Researchers then showed them images of a man’s face. Each picture showed degrees of six emotions: anger, sadness, surprise, disgust, fear, or happiness. Participants twice saw 15 images for each emotion and were asked to identify one of the six emotions. Then they were presented with another 45 images of 15 faces and again asked to identify those emotions. Finally, another group of more than 40 people was put through the same experiment.

Examining the results, researchers found that people breathing the carbon-dioxide enriched air were 8 percent worse at identifying emotions they saw in the pictures. That’s even after adjusting for differences in age, sex, and levels of general anxiety. The anxious subjects also skewed toward identifying anger in ambiguous facial expressions; that association proved weaker with the larger group of participants, though.

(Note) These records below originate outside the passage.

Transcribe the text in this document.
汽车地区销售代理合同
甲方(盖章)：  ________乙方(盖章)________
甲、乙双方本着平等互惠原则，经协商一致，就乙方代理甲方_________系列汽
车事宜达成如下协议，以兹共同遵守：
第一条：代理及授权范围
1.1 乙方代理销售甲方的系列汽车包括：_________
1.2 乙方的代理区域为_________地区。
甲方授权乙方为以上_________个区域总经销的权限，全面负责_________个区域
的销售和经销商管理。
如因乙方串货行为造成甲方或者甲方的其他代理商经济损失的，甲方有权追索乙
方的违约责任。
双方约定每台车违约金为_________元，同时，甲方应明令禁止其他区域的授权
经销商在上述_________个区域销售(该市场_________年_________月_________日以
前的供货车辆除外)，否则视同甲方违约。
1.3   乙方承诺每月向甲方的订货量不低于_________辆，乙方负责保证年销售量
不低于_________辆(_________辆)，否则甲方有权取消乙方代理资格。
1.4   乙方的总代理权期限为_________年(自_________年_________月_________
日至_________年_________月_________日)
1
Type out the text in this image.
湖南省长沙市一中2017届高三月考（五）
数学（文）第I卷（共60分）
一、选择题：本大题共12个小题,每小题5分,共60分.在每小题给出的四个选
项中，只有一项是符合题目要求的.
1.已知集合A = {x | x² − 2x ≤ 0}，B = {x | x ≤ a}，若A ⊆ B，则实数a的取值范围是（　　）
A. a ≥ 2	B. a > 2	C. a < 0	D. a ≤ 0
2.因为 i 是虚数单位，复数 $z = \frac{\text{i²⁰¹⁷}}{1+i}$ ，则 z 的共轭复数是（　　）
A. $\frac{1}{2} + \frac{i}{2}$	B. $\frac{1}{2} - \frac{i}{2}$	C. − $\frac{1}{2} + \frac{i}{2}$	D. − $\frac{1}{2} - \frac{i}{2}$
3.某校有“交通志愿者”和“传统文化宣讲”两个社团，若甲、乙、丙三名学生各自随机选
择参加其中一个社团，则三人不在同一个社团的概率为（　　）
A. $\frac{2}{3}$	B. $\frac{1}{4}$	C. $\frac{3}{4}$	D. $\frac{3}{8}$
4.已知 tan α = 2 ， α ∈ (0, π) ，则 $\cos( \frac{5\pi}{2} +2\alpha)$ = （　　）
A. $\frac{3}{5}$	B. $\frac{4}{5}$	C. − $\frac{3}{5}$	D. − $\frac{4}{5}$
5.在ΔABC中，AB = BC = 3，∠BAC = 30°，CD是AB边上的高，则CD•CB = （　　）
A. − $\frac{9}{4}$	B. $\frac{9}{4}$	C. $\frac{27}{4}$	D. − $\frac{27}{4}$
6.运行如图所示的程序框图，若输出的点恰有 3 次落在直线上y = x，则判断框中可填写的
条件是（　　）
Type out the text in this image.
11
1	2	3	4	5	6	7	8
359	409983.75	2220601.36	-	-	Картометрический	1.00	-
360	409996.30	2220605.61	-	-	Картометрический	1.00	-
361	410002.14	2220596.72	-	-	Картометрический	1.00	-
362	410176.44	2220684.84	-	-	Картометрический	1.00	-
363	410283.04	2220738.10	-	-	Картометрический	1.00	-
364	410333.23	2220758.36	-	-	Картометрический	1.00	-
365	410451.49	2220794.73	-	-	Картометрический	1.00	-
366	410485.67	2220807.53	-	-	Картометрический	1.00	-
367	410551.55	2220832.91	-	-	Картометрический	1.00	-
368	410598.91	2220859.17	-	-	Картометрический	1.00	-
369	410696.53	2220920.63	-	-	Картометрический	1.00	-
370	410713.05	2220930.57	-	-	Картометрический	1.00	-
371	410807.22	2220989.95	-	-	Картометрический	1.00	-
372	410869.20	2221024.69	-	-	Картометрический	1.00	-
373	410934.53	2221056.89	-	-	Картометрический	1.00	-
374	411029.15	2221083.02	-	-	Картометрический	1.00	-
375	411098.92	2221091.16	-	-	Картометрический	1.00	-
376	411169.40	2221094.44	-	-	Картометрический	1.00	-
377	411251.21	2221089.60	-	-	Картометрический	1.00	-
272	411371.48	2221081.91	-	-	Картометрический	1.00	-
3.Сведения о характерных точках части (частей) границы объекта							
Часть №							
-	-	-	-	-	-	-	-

More research needs to be done, particularly in separating out the potential effects of dispositional anxiety versus situational anxiety—the difference between being an “anxious person” and being in an anxiety-producing situation. And as Tim Dalgleish, a clinical psychologist and director of the Cambridge Clinical Research Centre in Affective Disorders, told The Guardian, “The main problem is that we don’t know if [the link between anxiety and emotional face recognition] is anything to do with emotion recognition at all or just when you are more anxious you are not as good at doing other tasks.”

Still, the research provokes interesting questions about how our emotional states affect our perception of others. Hopefully it won’t give anxious people one more thing to worry about.